Луч фонарика разбудил воспоминания.
Отец как-то весной отвёз их к своей сестре в пригород. Дом тёти стоял возле леса, которого раньше они никогда не видели. Он и Рут днями пропадали в лесу, излазили все деревья, осмотрели все опушки и поляны, забирались в сырую чащу и глубокие овраги. Однажды вечером он собрался подследить с фонариком семейство сов, которые как-то странно, зигзагами, перелетали с дерева на дерево и чьё гулкое зловещее уханье пугало Рут.
«Возьми меня с собой», — пристала сестра.
«Тебе нельзя гулять ночью в лесу, — возразил он. — У тебя больное сердце».
Рут расплакалась, и он конечно же уступил, взял её с собой.
Они весело гонялись по вечернему лесу за серыми бесшумными тенями, перекликались, пугукали, подражая голосам сов. Рут уже не плакала, а смеялась, и её золотистые волосы мелькали меж тёмных кустов, будто заблудившийся в ночи солнечный зайчик. Совы перестали их пугать — наверное, испугались сами — и попрятались.
Рут остановилась возле ещё неоперившихся дубков, попросила:
«Посвети сюда».
Он включил фонарик.
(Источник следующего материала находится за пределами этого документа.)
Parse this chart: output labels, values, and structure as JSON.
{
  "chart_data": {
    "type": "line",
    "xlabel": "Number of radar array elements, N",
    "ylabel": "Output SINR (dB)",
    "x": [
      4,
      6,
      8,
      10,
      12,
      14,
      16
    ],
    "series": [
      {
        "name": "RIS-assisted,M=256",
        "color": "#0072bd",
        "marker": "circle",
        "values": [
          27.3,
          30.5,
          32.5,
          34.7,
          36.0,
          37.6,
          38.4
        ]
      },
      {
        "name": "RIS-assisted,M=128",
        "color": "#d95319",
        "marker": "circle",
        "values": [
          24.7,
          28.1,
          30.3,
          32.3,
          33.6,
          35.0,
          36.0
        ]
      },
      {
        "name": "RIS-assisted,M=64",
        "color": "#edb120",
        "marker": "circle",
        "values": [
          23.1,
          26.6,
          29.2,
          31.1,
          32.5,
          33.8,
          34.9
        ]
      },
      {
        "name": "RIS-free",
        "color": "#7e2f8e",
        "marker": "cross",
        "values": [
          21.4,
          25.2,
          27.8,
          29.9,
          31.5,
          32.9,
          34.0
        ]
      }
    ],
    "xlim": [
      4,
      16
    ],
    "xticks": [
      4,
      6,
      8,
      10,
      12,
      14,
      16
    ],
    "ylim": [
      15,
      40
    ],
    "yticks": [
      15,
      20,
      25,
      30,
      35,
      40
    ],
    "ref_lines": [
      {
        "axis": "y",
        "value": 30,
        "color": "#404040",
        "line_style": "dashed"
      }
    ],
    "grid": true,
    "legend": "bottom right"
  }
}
Чуть ли не у лица сестры на ветке сидела лохматая сова.
Тони даже издали разглядел её холодные янтарные глаза — они показались ему мёртвыми. Всё это он понял и осознал позже. А тогда… Он включил фонарик, Рут слабо ойкнула и стала падать на землю. Он бросился к ней, подхватил обмякшее тело сестрёнки, закричал, чтобы привести её в себя, разрушить зловещую тишину вечера.
Он нёс Рут к дому тёти, плакал и умолял бесчувственную сестру:
«Только не умирай, Рут! Слышишь! Рут! Я тебя прошу — не умирай!»
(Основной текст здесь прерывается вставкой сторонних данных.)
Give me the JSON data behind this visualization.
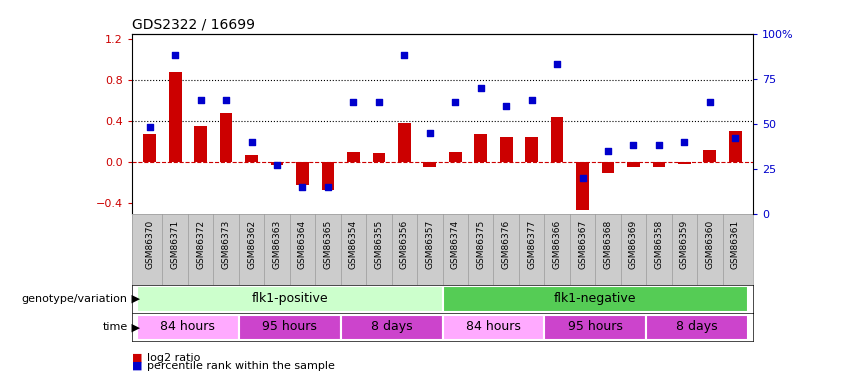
{
  "title": "GDS2322 / 16699",
  "samples": [
    "GSM86370",
    "GSM86371",
    "GSM86372",
    "GSM86373",
    "GSM86362",
    "GSM86363",
    "GSM86364",
    "GSM86365",
    "GSM86354",
    "GSM86355",
    "GSM86356",
    "GSM86357",
    "GSM86374",
    "GSM86375",
    "GSM86376",
    "GSM86377",
    "GSM86366",
    "GSM86367",
    "GSM86368",
    "GSM86369",
    "GSM86358",
    "GSM86359",
    "GSM86360",
    "GSM86361"
  ],
  "log2_ratio": [
    0.28,
    0.88,
    0.35,
    0.48,
    0.07,
    -0.03,
    -0.22,
    -0.27,
    0.1,
    0.09,
    0.38,
    -0.05,
    0.1,
    0.28,
    0.25,
    0.25,
    0.44,
    -0.46,
    -0.1,
    -0.05,
    -0.05,
    -0.02,
    0.12,
    0.3
  ],
  "percentile_rank": [
    48,
    88,
    63,
    63,
    40,
    27,
    15,
    15,
    62,
    62,
    88,
    45,
    62,
    70,
    60,
    63,
    83,
    20,
    35,
    38,
    38,
    40,
    62,
    42
  ],
  "bar_color": "#cc0000",
  "scatter_color": "#0000cc",
  "zero_line_color": "#cc0000",
  "hline_color": "#000000",
  "ylim_left": [
    -0.5,
    1.25
  ],
  "ylim_right": [
    0,
    100
  ],
  "yticks_left": [
    -0.4,
    0.0,
    0.4,
    0.8,
    1.2
  ],
  "yticks_right": [
    0,
    25,
    50,
    75,
    100
  ],
  "hlines": [
    0.4,
    0.8
  ],
  "geno_colors": [
    "#ccffcc",
    "#55cc55"
  ],
  "geno_labels": [
    "flk1-positive",
    "flk1-negative"
  ],
  "geno_ranges": [
    [
      0,
      11
    ],
    [
      12,
      23
    ]
  ],
  "time_ranges": [
    [
      0,
      3
    ],
    [
      4,
      7
    ],
    [
      8,
      11
    ],
    [
      12,
      15
    ],
    [
      16,
      19
    ],
    [
      20,
      23
    ]
  ],
  "time_labels": [
    "84 hours",
    "95 hours",
    "8 days",
    "84 hours",
    "95 hours",
    "8 days"
  ],
  "time_colors": [
    "#ffaaff",
    "#cc44cc",
    "#cc44cc",
    "#ffaaff",
    "#cc44cc",
    "#cc44cc"
  ],
  "legend_red": "log2 ratio",
  "legend_blue": "percentile rank within the sample",
  "genotype_label": "genotype/variation",
  "time_label": "time",
  "bar_width": 0.5,
  "tick_label_bg": "#cccccc"
}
Дома тётя дала Рут понюхать нашатырного спирта, напоила какими-то каплями, резко пахнущими ментолом. Сестра, очнувшись, не сразу поняла что с ней. Затем очевидно вспомнила, виновато посмотрела на него.
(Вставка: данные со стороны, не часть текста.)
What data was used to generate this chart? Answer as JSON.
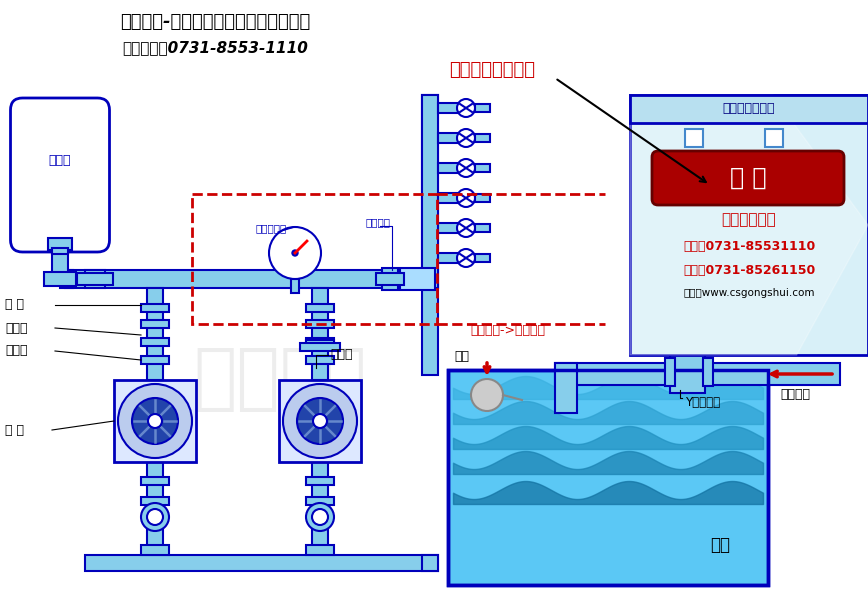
{
  "title_line1": "中赢供水-专注变频节能技术的给水品牌",
  "title_line2": "咨询电话：0731-8553-1110",
  "bg_color": "#ffffff",
  "blue": "#0000bb",
  "pipe_fill": "#87ceeb",
  "pipe_fill2": "#add8e6",
  "tank_bg": "#5bc8f5",
  "wave1": "#4db8e8",
  "wave2": "#3aa8d8",
  "wave3": "#2898c8",
  "wave4": "#1888b8",
  "red": "#cc0000",
  "panel_bg": "#d8f0f8",
  "panel_top": "#b8e0f0",
  "pump_bg": "#dde8ff",
  "pump_impeller": "#2244aa",
  "gray_ball": "#aaaaaa",
  "inlet_arrow_color": "#cc0000",
  "label_蝶阀": "蝶 阀",
  "label_止回阀": "止回阀",
  "label_软接头": "软接头",
  "label_水泵": "水 泵",
  "label_压力罐": "压力罐",
  "label_远传压力表": "远传压力表",
  "label_出水蝶阀": "出水蝶阀",
  "label_电磁阀": "电磁阀",
  "label_浮球": "浮球",
  "label_接自来水": "接自来水",
  "label_Y型过滤器": "Y型过滤器",
  "label_水箱": "水箱",
  "label_来水量多": "来水量多->空气排除",
  "panel_title": "变频供水控制柜",
  "panel_button": "启 动",
  "panel_company": "中赢供水集团",
  "panel_tel": "电话：0731-85531110",
  "panel_fax": "传真：0731-85261150",
  "panel_web": "网址：www.csgongshui.com",
  "click_text": "点击启动演示开始"
}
«Не выдавай меня, — просили её глаза. — Я не хотела… Не говори, пожалуйста, тёте, не то она никогда больше не отпустит меня в лес…»
Во мраке подземелья время от времени повторялся какой-то посторонний звук и отгонял видения прошлого.
«Собака? Откуда в метро собака? Точно. Где-то неподалёку скулит».
Макфейл встал и пошёл к левому крылу платформы, откуда доносилось жалобное повизгивание.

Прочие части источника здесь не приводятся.